Each meeting sparked questions.
Council member Lori Boyer asked if the issue needed to be handled legislatively, which Brown said Tuesday he thought was necessary because "we are not doing it, we haven't done it."
"If we are serious about it, let's put it in writing," he told finance committee members.
Rules member John Crescimbeni on Monday said he viewed it is a policy statement from a policymaking body.
As an added measure, rules amended the legislation requiring a supermajority vote — three-fourths of present members instead of a simple majority — to have any allocation for new building construction approved.

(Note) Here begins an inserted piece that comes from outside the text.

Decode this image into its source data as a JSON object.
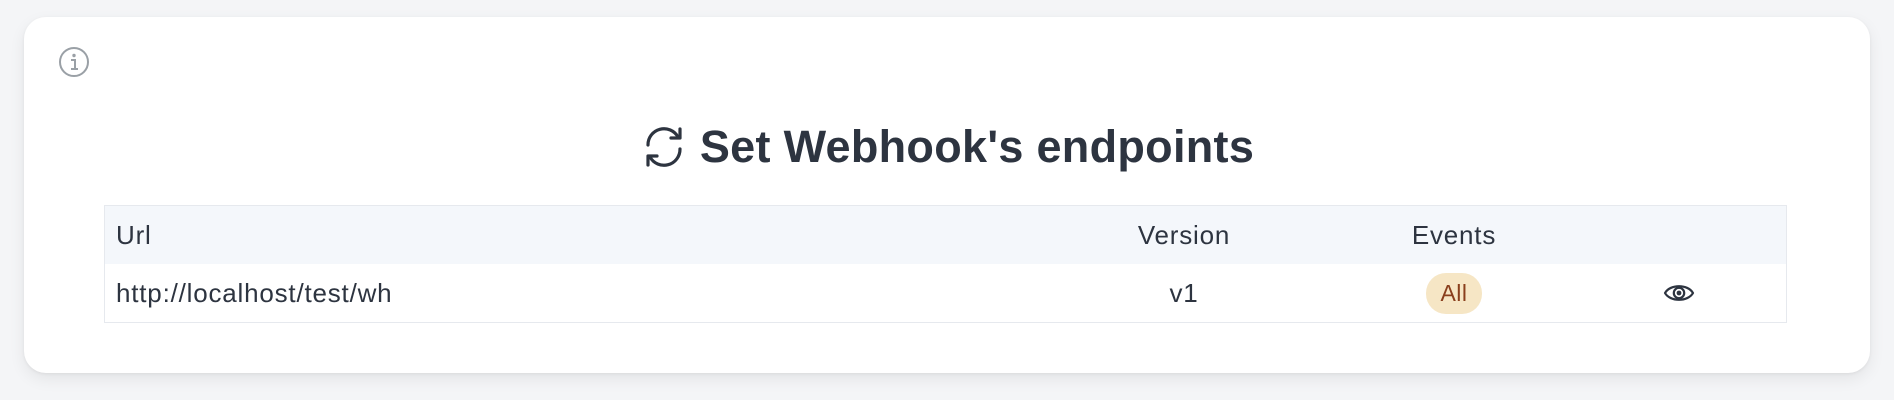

Council and finance committee member Greg Anderson said the legislation is "no doubt best practice" but questioned whether there were unintended consequences, such as a building not being in the right location. He also questioned the definition of the term "vacant" in the legislation — whether a building not full is considered vacant or just one that sits completely empty. Crescimbeni asked Brown to create a floor amendment for Tuesday's full Council meeting regarding what constitutes a vacancy.
Members of Mayor Alvin Brown's administration during the finance committee meeting talked of legislation to allocate $150,000 for a Request for Proposal for a firm to calculate and analyze the City's vacant real estate to determine its value and best potential uses, but several Council members wanted a look at the City's vacant real estate sooner.
John Jones of the City Real Estate Department said there are about 5,000 individual property records and Council Vice President Bill Gulliford requested a list.
Brown's legislation is scheduled to be voted on by Council during its Tuesday meeting.